Au-delà des déclarations toujours très volontaristes et parfois bruyantes du secrétaire d’État, son équipe a très vite compris que le mouvement serait long et difficile à initier, d’où le choix d’une stratégie ciblée : « Nous avons voulu balayer devant notre porte et montrer et que l’enseignement supérieur s’engage. » En 2017, pour la première fois, 55 postes de professeurs agrégés seront ouverts aux docteurs dans 5 disciplines marquées par des difficultés de recrutement : lettres modernes, anglais, mathématiques, physique, biochimie génie biologique. En clair, le ministère a choisi des disciplines où il avait constaté que le niveau des candidats au concours de l’agrégation du secondaire ne permettait pas toujours de pourvoir l’ensemble des postes.

Dans la sphère de l’enseignement, le ministère compte aller assez loin dans la déclinaison de cette politique… jusqu’aux professeurs des écoles. « Je ne suis pas sûr que cela fasse plaisir aux grands corps de se retrouver dans le même panier », relève un fin connaisseur, un peu inquiet de la tentation d’une intégration par le bas. Dans un autre registre, le corps des conservateurs des bibliothèques devrait lui aussi s’ouvrir. Au sommet du ministère, l’inspection générale de l’Administration de l’éducation nationale et de la recherche (IGAENR) a lancé en décembre dernier un appel à candidatures afin de recruter deux inspecteurs généraux de deuxième classe via un concours externe sur titres ouvert aux docteurs justifiant de quatre ans d’expérience professionnelle après le doctorat.

Dans le reste de la haute fonction publique de l’État, d’autres petites ouvertures se font jour. Les instituts régionaux d’administration formant les attachés interministériels ont opéré une microréforme permettant d’aménager l’une des épreuves. Plus volontariste, le grand corps des Mines, la crème de la crème dans les milieux techniques, recrute déjà chaque année depuis 2013 – avant le vote de la loi – un docteur. En 2017, le corps des ingénieurs des Ponts, des eaux et des forêts (Ipef) va ouvrir pour la première fois lui aussi ses portes, avec deux postes à pourvoir cette année.

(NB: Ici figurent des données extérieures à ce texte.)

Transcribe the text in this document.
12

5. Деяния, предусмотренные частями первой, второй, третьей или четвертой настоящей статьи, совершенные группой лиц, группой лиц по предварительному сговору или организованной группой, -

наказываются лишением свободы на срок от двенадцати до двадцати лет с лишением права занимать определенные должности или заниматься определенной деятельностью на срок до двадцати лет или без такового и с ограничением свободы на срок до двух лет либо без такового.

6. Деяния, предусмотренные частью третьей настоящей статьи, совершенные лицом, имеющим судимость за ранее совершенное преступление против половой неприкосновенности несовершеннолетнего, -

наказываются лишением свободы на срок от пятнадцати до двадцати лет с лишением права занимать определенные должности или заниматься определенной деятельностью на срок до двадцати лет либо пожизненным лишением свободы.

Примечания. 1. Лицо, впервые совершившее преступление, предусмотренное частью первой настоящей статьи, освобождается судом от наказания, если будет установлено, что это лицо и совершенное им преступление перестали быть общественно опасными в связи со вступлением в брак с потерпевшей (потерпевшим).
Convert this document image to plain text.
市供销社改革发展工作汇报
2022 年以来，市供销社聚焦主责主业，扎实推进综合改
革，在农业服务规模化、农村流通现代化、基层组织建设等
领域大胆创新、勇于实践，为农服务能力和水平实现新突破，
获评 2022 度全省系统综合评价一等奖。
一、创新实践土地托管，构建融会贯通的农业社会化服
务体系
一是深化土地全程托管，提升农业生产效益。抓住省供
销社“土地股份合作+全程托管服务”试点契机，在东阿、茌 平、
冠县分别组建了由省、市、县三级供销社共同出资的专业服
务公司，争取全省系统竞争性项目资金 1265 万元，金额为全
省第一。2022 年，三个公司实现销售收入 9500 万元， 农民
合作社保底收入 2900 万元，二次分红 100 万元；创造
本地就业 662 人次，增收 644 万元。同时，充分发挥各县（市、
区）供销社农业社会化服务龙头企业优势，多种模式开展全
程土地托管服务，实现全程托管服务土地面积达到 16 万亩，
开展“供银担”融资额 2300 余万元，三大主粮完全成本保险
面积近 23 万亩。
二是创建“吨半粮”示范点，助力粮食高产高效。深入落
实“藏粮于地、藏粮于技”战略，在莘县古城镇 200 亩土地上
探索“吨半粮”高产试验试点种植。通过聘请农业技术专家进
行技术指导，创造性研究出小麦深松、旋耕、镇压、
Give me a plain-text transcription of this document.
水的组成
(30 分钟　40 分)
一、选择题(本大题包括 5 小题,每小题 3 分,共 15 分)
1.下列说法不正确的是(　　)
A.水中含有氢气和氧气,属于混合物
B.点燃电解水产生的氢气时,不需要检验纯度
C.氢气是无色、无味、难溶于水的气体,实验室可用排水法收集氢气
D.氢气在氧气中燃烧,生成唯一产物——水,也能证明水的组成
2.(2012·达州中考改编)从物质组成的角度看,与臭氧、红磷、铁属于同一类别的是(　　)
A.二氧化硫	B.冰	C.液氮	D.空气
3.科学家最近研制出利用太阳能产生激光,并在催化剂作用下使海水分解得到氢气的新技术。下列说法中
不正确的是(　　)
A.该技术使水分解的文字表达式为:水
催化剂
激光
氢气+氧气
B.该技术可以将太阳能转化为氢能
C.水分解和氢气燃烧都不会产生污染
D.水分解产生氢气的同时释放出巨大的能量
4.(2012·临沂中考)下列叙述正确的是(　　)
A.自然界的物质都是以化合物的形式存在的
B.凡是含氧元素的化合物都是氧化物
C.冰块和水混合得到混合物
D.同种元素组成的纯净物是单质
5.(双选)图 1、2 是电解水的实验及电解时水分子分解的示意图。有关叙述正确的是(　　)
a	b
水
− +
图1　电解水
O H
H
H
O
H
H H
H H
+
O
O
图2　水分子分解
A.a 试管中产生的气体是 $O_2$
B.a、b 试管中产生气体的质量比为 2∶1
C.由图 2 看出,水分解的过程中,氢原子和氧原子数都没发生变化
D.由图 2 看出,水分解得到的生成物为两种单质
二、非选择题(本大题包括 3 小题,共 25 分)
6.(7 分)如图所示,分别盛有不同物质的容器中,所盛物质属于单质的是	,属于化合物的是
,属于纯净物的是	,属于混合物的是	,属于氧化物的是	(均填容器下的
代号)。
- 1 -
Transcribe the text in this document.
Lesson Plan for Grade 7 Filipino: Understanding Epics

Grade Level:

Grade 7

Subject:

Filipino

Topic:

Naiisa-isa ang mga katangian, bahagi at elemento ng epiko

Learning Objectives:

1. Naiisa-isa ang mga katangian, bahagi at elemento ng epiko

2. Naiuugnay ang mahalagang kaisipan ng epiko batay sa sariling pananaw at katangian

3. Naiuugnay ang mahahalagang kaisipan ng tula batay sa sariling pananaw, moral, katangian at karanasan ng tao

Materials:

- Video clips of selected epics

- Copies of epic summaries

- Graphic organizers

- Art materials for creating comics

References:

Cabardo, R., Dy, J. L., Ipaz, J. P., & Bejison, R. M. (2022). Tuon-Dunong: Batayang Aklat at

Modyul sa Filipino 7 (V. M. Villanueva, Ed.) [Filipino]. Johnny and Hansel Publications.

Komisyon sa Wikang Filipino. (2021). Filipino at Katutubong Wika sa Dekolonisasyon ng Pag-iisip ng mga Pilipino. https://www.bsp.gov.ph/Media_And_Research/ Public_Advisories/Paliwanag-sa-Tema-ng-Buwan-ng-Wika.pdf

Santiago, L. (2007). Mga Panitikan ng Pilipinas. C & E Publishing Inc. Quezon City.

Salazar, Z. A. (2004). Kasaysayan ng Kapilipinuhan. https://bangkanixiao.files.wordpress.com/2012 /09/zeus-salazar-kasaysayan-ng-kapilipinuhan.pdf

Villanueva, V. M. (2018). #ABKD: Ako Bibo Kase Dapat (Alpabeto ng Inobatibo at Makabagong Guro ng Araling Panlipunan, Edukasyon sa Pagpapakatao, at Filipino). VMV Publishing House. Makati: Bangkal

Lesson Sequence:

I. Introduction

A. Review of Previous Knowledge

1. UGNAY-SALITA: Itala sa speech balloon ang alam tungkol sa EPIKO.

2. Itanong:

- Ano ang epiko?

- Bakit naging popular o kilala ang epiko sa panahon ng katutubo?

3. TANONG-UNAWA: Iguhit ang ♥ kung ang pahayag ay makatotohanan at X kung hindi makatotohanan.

 Réformes statutaires d’application

Sur le papier, un nouveau mouvement d’ampleur semble enclenché en direction d’autres corps un peu moins prestigieux au niveau A + ou A. Le ministère de la Fonction publique indique ainsi à Acteurs publics que dans le cadre de l’application du protocole sur les parcours professionnels, les carrières et les rémunérations (PPCR), une série de réformes statutaires d’application est en cours d’élaboration. Le mouvement concernera l’inspection générale de la Jeunesse et des sports (sur le modèle Igas et IGAENR) et différents autres corps d’ingénieurs : les ingénieurs des travaux de la météorologie, des travaux géographiques et cartographiques de l’État, des industries et mines, des travaux publics de l’État, de l’agriculture et de l’environnement. Seront aussi concernés les inspecteurs du travail, les délégués au permis de conduire et à la sécurité routière, les personnels de catégorie A des services déconcentrés de la direction générale des douanes et droits indirects, les personnels de catégorie A de la direction générale des finances publiques ou encore les chefs de travaux d’art. Il faudra néanmoins connaître le détail des changements de procédures dans chaque corps pour apprécier l’ampleur de l’ouverture.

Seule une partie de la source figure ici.